Why Us? We love backing founding teams who turn the improbable into the inevitable. These teams are at the center of the Founder-Market Fit Triangle. And the core question they need to ask is: Why Us? Why are they the team that can be the foundation for building a company and products that might solve a real problem and positively change the world? What is their set of experiences, passions and skill sets that drive them to succeed? What are their unique insights or “secret understanding” of the customer’s problem and the potential solution that can now be built and adopted? And why do they believe their team and culture will scale to be a market leader in the emerging market? The founders are the ones that stitch the outer edges of the triangle together to attract employees, capital, partners, and customers – they are the ones who build world-class companies that end up being the big winners.

Founder-Market Fit does not mean you must have years of experience in the market. It doesn’t mean knowing the path you are on with certainty – ask any founder who started with an idea and is now in the market, and they’ll tell you that you learn along the way. But it does mean asking these “Why” questions and then asking them again and again. Coming back to these “Why” questions supports founders, employees, and companies on trajectories that solve problems and build value for customers, employees, and shareholders.

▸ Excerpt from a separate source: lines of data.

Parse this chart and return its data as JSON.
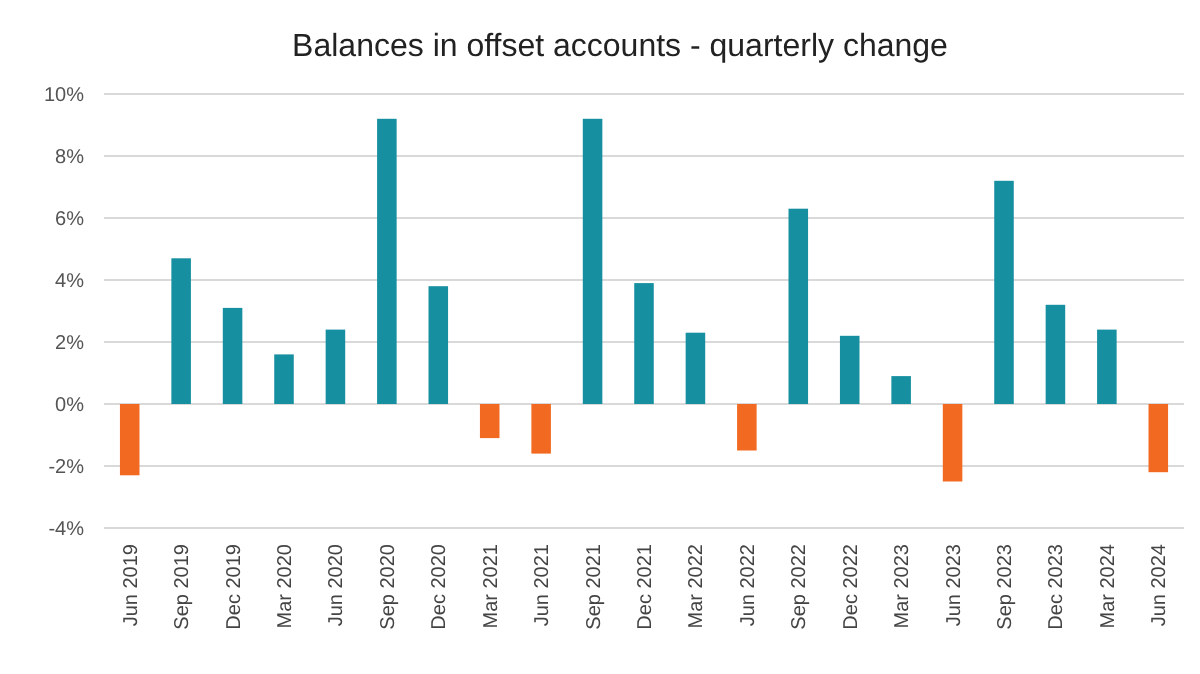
{
  "chart_data": {
    "type": "bar",
    "title": "Balances in offset accounts - quarterly change",
    "categories": [
      "Jun 2019",
      "Sep 2019",
      "Dec 2019",
      "Mar 2020",
      "Jun 2020",
      "Sep 2020",
      "Dec 2020",
      "Mar 2021",
      "Jun 2021",
      "Sep 2021",
      "Dec 2021",
      "Mar 2022",
      "Jun 2022",
      "Sep 2022",
      "Dec 2022",
      "Mar 2023",
      "Jun 2023",
      "Sep 2023",
      "Dec 2023",
      "Mar 2024",
      "Jun 2024"
    ],
    "values": [
      -2.3,
      4.7,
      3.1,
      1.6,
      2.4,
      9.2,
      3.8,
      -1.1,
      -1.6,
      9.2,
      3.9,
      2.3,
      -1.5,
      6.3,
      2.2,
      0.9,
      -2.5,
      7.2,
      3.2,
      2.4,
      -2.2
    ],
    "colors": [
      "#f26a21",
      "#168fa0",
      "#168fa0",
      "#168fa0",
      "#168fa0",
      "#168fa0",
      "#168fa0",
      "#f26a21",
      "#f26a21",
      "#168fa0",
      "#168fa0",
      "#168fa0",
      "#f26a21",
      "#168fa0",
      "#168fa0",
      "#168fa0",
      "#f26a21",
      "#168fa0",
      "#168fa0",
      "#168fa0",
      "#f26a21"
    ],
    "ylim": [
      -4,
      10
    ],
    "yticks": [
      {
        "value": -4,
        "label": "-4%"
      },
      {
        "value": -2,
        "label": "-2%"
      },
      {
        "value": 0,
        "label": "0%"
      },
      {
        "value": 2,
        "label": "2%"
      },
      {
        "value": 4,
        "label": "4%"
      },
      {
        "value": 6,
        "label": "6%"
      },
      {
        "value": 8,
        "label": "8%"
      },
      {
        "value": 10,
        "label": "10%"
      }
    ],
    "grid": "y"
  }
}
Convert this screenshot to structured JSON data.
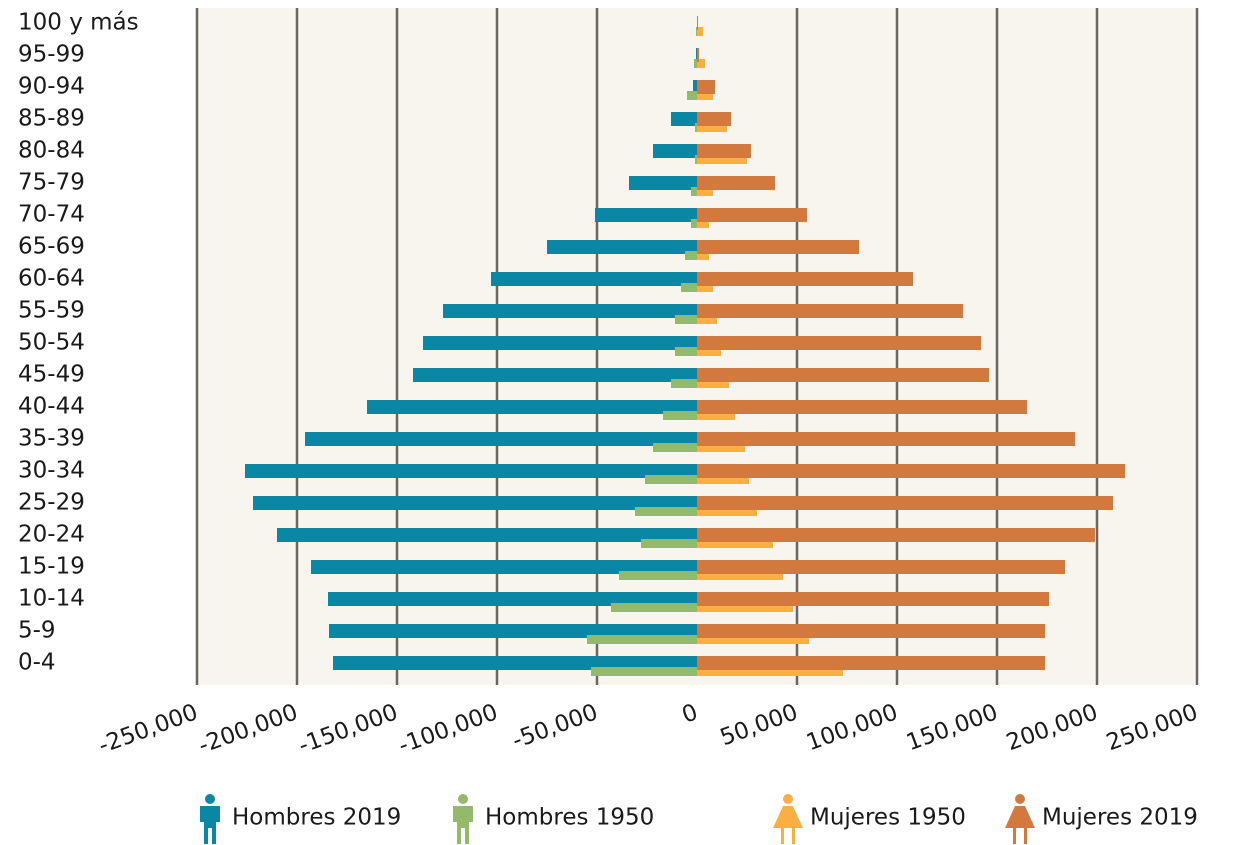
{
  "chart_data": {
    "type": "bar",
    "orientation": "horizontal",
    "categories": [
      "0-4",
      "5-9",
      "10-14",
      "15-19",
      "20-24",
      "25-29",
      "30-34",
      "35-39",
      "40-44",
      "45-49",
      "50-54",
      "55-59",
      "60-64",
      "65-69",
      "70-74",
      "75-79",
      "80-84",
      "85-89",
      "90-94",
      "95-99",
      "100 y más"
    ],
    "series": [
      {
        "name": "Hombres 2019",
        "color": "#0a87a4",
        "values": [
          -182000,
          -184000,
          -184500,
          -193000,
          -210000,
          -222000,
          -226000,
          -196000,
          -165000,
          -142000,
          -137000,
          -127000,
          -103000,
          -75000,
          -51000,
          -34000,
          -22000,
          -13000,
          -2000,
          -500,
          0
        ]
      },
      {
        "name": "Hombres 1950",
        "color": "#94b96b",
        "values": [
          -53000,
          -55000,
          -43000,
          -39000,
          -28000,
          -31000,
          -26000,
          -22000,
          -17000,
          -13000,
          -11000,
          -11000,
          -8000,
          -6000,
          -3000,
          -3000,
          -1000,
          -1000,
          -5000,
          -1500,
          -500
        ]
      },
      {
        "name": "Mujeres 1950",
        "color": "#fbae41",
        "values": [
          73000,
          56000,
          48000,
          43000,
          38000,
          30000,
          26000,
          24000,
          19000,
          16000,
          12000,
          10000,
          8000,
          6000,
          6000,
          8000,
          25000,
          15000,
          8000,
          4000,
          3000
        ]
      },
      {
        "name": "Mujeres 2019",
        "color": "#d4793d",
        "values": [
          174000,
          174000,
          176000,
          184000,
          199000,
          208000,
          214000,
          189000,
          165000,
          146000,
          142000,
          133000,
          108000,
          81000,
          55000,
          39000,
          27000,
          17000,
          9000,
          1000,
          500
        ]
      }
    ],
    "xlim": [
      -250000,
      250000
    ],
    "xticks": [
      {
        "value": -250000,
        "label": "-250,000"
      },
      {
        "value": -200000,
        "label": "-200,000"
      },
      {
        "value": -150000,
        "label": "-150,000"
      },
      {
        "value": -100000,
        "label": "-100,000"
      },
      {
        "value": -50000,
        "label": "-50,000"
      },
      0,
      {
        "value": 50000,
        "label": "50,000"
      },
      {
        "value": 100000,
        "label": "100,000"
      },
      {
        "value": 150000,
        "label": "150,000"
      },
      {
        "value": 200000,
        "label": "200,000"
      },
      {
        "value": 250000,
        "label": "250,000"
      }
    ],
    "grid": true
  }
}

Madrona and the Power of Why

We also reflect on these questions internally at Madrona as we hope to be the company-building partners with the most compelling founders working on the most important problems. We approach early-stage investing with prepared minds, so we can identify and understand themes and invest behind amazing founders who have aligned perspectives on how the world is changing. But that also begins with asking ourselves, “Why?” Why is this team and solution going to win? Why is this industry sector going to fuel the next big shift, and how? Why is the timing right to create a solution that is so much better that customers will just have to buy it? And, most importantly, why are we the right partners for a specific set of founders to leverage their fit with the opportunity? We must feel confident in all these answers as we evaluate new investments often at the earliest stages. When we are confident, though, and make that early-stage investment, we commit fully, investing in those amazing teams and their companies from Day One for the Long Run.

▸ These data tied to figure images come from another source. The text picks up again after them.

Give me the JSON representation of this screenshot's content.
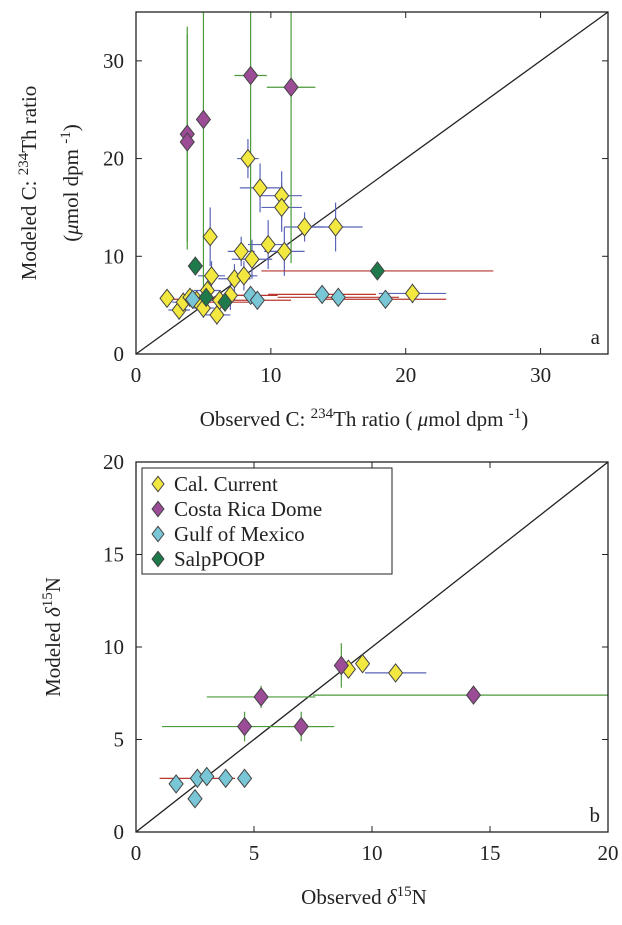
{
  "chart_data": [
    {
      "type": "scatter",
      "annotation": "a",
      "xlabel": [
        {
          "text": "Observed C:  "
        },
        {
          "text": "234",
          "sup": true
        },
        {
          "text": "Th ratio ( "
        },
        {
          "text": "μ",
          "italic": true
        },
        {
          "text": "mol dpm "
        },
        {
          "text": "-1",
          "sup": true
        },
        {
          "text": ")"
        }
      ],
      "ylabel": [
        [
          {
            "text": "Modeled C:  "
          },
          {
            "text": "234",
            "sup": true
          },
          {
            "text": "Th ratio"
          }
        ],
        [
          {
            "text": "("
          },
          {
            "text": "μ",
            "italic": true
          },
          {
            "text": "mol dpm "
          },
          {
            "text": "-1",
            "sup": true
          },
          {
            "text": ")"
          }
        ]
      ],
      "xlim": [
        0,
        35
      ],
      "ylim": [
        0,
        35
      ],
      "xticks": [
        0,
        10,
        20,
        30
      ],
      "yticks": [
        0,
        10,
        20,
        30
      ],
      "series": [
        {
          "name": "Cal. Current",
          "color": "#f3e840",
          "errcolor": "#5a63b8",
          "x": [
            2.3,
            3.2,
            3.5,
            4.0,
            4.5,
            5.0,
            5.3,
            5.5,
            5.6,
            6.0,
            6.2,
            7.0,
            7.3,
            7.8,
            8.0,
            8.3,
            8.6,
            9.2,
            9.8,
            10.8,
            10.8,
            11.0,
            12.5,
            14.8,
            20.5
          ],
          "y": [
            5.7,
            4.5,
            5.3,
            5.8,
            5.5,
            4.7,
            6.5,
            12.0,
            8.0,
            4.0,
            5.5,
            6.0,
            7.7,
            10.5,
            8.0,
            20.0,
            9.7,
            17.0,
            11.2,
            16.2,
            15.0,
            10.5,
            13.0,
            13.0,
            6.2
          ],
          "xerr": [
            null,
            0.8,
            0.8,
            null,
            1.0,
            0.8,
            1.0,
            null,
            1.0,
            1.0,
            1.2,
            1.0,
            1.2,
            1.0,
            1.0,
            0.8,
            1.5,
            1.5,
            1.5,
            1.5,
            1.5,
            1.5,
            1.5,
            2.0,
            2.5
          ],
          "yerr": [
            null,
            1.0,
            1.0,
            null,
            1.0,
            1.0,
            1.0,
            3.0,
            1.5,
            1.0,
            1.0,
            1.5,
            1.5,
            1.5,
            1.5,
            2.0,
            2.0,
            2.5,
            2.5,
            2.5,
            2.5,
            2.5,
            1.5,
            2.5,
            1.0
          ]
        },
        {
          "name": "Costa Rica Dome",
          "color": "#9c4c97",
          "errcolor": "#4c9a3a",
          "x": [
            3.8,
            3.8,
            5.0,
            8.5,
            11.5
          ],
          "y": [
            22.5,
            21.7,
            24.0,
            28.5,
            27.3
          ],
          "xerr": [
            null,
            null,
            null,
            1.2,
            1.8
          ],
          "yerr": [
            11.0,
            11.0,
            18.0,
            18.0,
            18.0
          ]
        },
        {
          "name": "Gulf of Mexico",
          "color": "#79c6d6",
          "errcolor": "#b8362e",
          "x": [
            4.2,
            8.5,
            9.0,
            13.8,
            15.0,
            18.5
          ],
          "y": [
            5.6,
            6.0,
            5.5,
            6.1,
            5.8,
            5.6
          ],
          "xerr": [
            1.5,
            2.0,
            2.5,
            4.0,
            4.5,
            4.5
          ],
          "yerr": [
            null,
            null,
            null,
            null,
            null,
            null
          ]
        },
        {
          "name": "SalpPOOP",
          "color": "#1e7a4a",
          "errcolor": "#b8362e",
          "x": [
            4.4,
            5.2,
            6.6,
            17.9
          ],
          "y": [
            9.0,
            5.8,
            5.3,
            8.5
          ],
          "xerr": [
            null,
            1.5,
            2.0,
            8.6
          ],
          "yerr": [
            null,
            null,
            null,
            null
          ]
        }
      ]
    },
    {
      "type": "scatter",
      "annotation": "b",
      "xlabel": [
        {
          "text": "Observed   "
        },
        {
          "text": "δ",
          "italic": true
        },
        {
          "text": "15",
          "sup": true
        },
        {
          "text": "N"
        }
      ],
      "ylabel": [
        [
          {
            "text": "Modeled  "
          },
          {
            "text": "δ",
            "italic": true
          },
          {
            "text": "15",
            "sup": true
          },
          {
            "text": "N"
          }
        ]
      ],
      "xlim": [
        0,
        20
      ],
      "ylim": [
        0,
        20
      ],
      "xticks": [
        0,
        5,
        10,
        15,
        20
      ],
      "yticks": [
        0,
        5,
        10,
        15,
        20
      ],
      "legend": "upper left",
      "series": [
        {
          "name": "Cal. Current",
          "color": "#f3e840",
          "errcolor": "#5a63b8",
          "x": [
            9.0,
            9.6,
            11.0
          ],
          "y": [
            8.8,
            9.1,
            8.6
          ],
          "xerr": [
            null,
            null,
            1.3
          ],
          "yerr": [
            null,
            null,
            null
          ]
        },
        {
          "name": "Costa Rica Dome",
          "color": "#9c4c97",
          "errcolor": "#4c9a3a",
          "x": [
            8.7,
            5.3,
            4.6,
            7.0,
            14.3
          ],
          "y": [
            9.0,
            7.3,
            5.7,
            5.7,
            7.4
          ],
          "xerr": [
            null,
            2.3,
            3.5,
            1.4,
            6.8
          ],
          "yerr": [
            1.2,
            0.6,
            0.8,
            0.8,
            0.5
          ]
        },
        {
          "name": "Gulf of Mexico",
          "color": "#79c6d6",
          "errcolor": "#b8362e",
          "x": [
            1.7,
            2.5,
            2.6,
            3.0,
            3.8,
            4.6
          ],
          "y": [
            2.6,
            1.8,
            2.9,
            3.0,
            2.9,
            2.9
          ],
          "xerr": [
            null,
            null,
            1.6,
            null,
            null,
            null
          ],
          "yerr": [
            null,
            null,
            null,
            null,
            null,
            null
          ]
        },
        {
          "name": "SalpPOOP",
          "color": "#1e7a4a",
          "errcolor": "#b8362e",
          "x": [],
          "y": [],
          "xerr": [],
          "yerr": []
        }
      ]
    }
  ]
}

We partner with founders and their teams on what is often a decade-long journey. These partnerships are anchored in shared trust, strong alignment, and a commitment to rolling up our sleeves and investing time and capital to build great, lasting companies. We are there in the early seed days. We are there to help dial in and find product-market fit. We are advisers as they scale once they’ve accelerated growth and success, and we ultimately help guide them through an M&A process or public offering. It’s been our honor to work with Madrona portfolio companies and founders in 2021 and the 27 years across our history, and we are eager to find and back founders just as passionate about the Power of Why as we are.